Like Ben Stiller’s character in Greenberg, Dorff’s Johnny Marco is lonely and struggling to make sense of his life. Thankfully, Johnny isn’t quite as obnoxious. He is successful. Even if his success bores him, at least he isn’t embittered. The pivotal moment in Somewhere comes early on, when Johnny’s ex-wife blithely tells him that she is going out of town and that he will have to look after his 11-year-old daughter Cleo (Elle Fanning). From Chaplin’s The Kid to Paper Moon, there have been countless Hollywood films about dysfunctional adults thrown together with children in unlikely circumstances. Invariably, the child turns out to be more mature and pragmatic than the adult looking after him or her. Many of these films have been very mawkish indeed. That’s not a problem here. Coppola’s quizzical, detached style ensures that excessive sentimentality is kept at bay. In its own slow-burning way, the film is also very funny.
Part of the humour comes from seeing the precocious child thrown into her father’s world. In one scene, apparently based on Coppola’s own childhood memories of being taken to casinos while on shoots with her father, we see Cleo at the gaming tables with Johnny. There is a wonderfully bizarre interlude in which Johnny takes Cleo to Italy. She watches in bemusement as he appears on a garish, Berlusconi-style TV show.

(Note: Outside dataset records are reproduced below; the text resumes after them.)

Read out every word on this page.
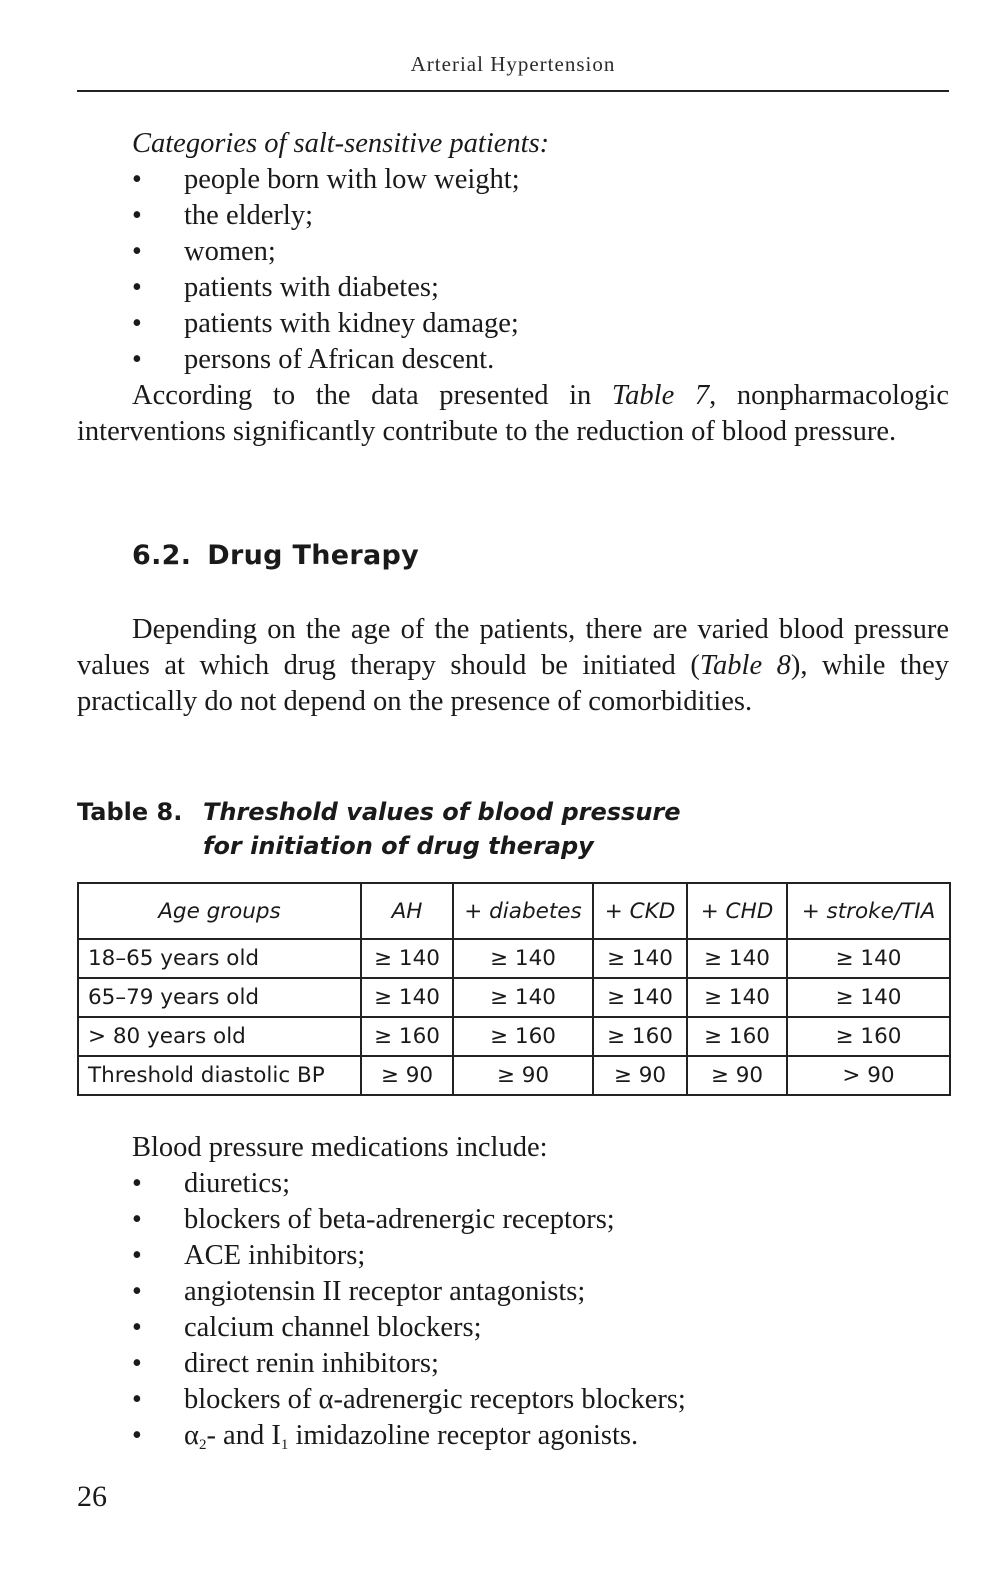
Arterial Hypertension
Categories of salt-sensitive patients:
• people born with low weight;
• the elderly;
• women;
• patients with diabetes;
• patients with kidney damage;
• persons of African descent.

According to the data presented in Table 7, nonpharmacologic interventions significantly contribute to the reduction of blood pressure.

6.2. Drug Therapy

Depending on the age of the patients, there are varied blood pressure values at which drug therapy should be initiated (Table 8), while they practically do not depend on the presence of comorbidities.

Table 8. Threshold values of blood pressure
for initiation of drug therapy
Age groups	AH	+ diabetes	+ CKD	+ CHD	+ stroke/TIA
18–65 years old	≥ 140	≥ 140	≥ 140	≥ 140	≥ 140
65–79 years old	≥ 140	≥ 140	≥ 140	≥ 140	≥ 140
> 80 years old	≥ 160	≥ 160	≥ 160	≥ 160	≥ 160
Threshold diastolic BP	≥ 90	≥ 90	≥ 90	≥ 90	> 90
Blood pressure medications include:
• diuretics;
• blockers of beta-adrenergic receptors;
• ACE inhibitors;
• angiotensin II receptor antagonists;
• calcium channel blockers;
• direct renin inhibitors;
• blockers of α-adrenergic receptors blockers;
• $\alpha_2-$ and $I_1$ imidazoline receptor agonists.
26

In terms of theme and story, Coppola doesn’t break much new ground with Somewhere. As critics haven’t wasted any time in mentioning since the film won the Golden Lion in Venice in September, this is yet another film about a man and a woman of different generations connecting in a hotel. However, few of these critics complained when the late Eric Rohmer made film after film about the complicated love lives of the young French or when Woody Allen returned again and again to plough the same Manhattan furrow. It is hardly a surprise that filmmakers continue to explore the same themes in their work.
Coppola is not a prolific filmmaker. Since her debut feature, The Virgin Suicides (1998), she has only made a further three films: Lost In Translation (2003), Marie Antoinette (2006) and now Somewhere. Even so, her style is instantly recognisable. Her films are characterised by their coolness and detachment, and can seem dauntingly inaccessible. Her scripts are very pared down indeed. Her work is closer to that of Chris Marker or Antonioni than it is to that of Judd Apatow. Audiences can feel that she simply doesn’t want to let them in. Somewhere isn’t glib or easygoing.
Audiences looking for cheery, upbeat comedy are likely to be nonplussed by the pacing and sheer inscrutability of the movie, with its many scenes of Dorff impassively watching the world go by or driving around and around in his black sportscar. Nonetheless, Somewhere is ultimately rewarding. The satirical sideswipes at the celebrity-obsessed media are well observed and often funny. The film has an emotional charge, too. The kid (excellently played by Fanning) helps jolt her father out of his emotional apathy. Slowly, he begins to accept his responsibilities and to realise just how superficial his lifestyle has been. It’s a familiar trajectory but Coppola tells her story deftly enough to make us care.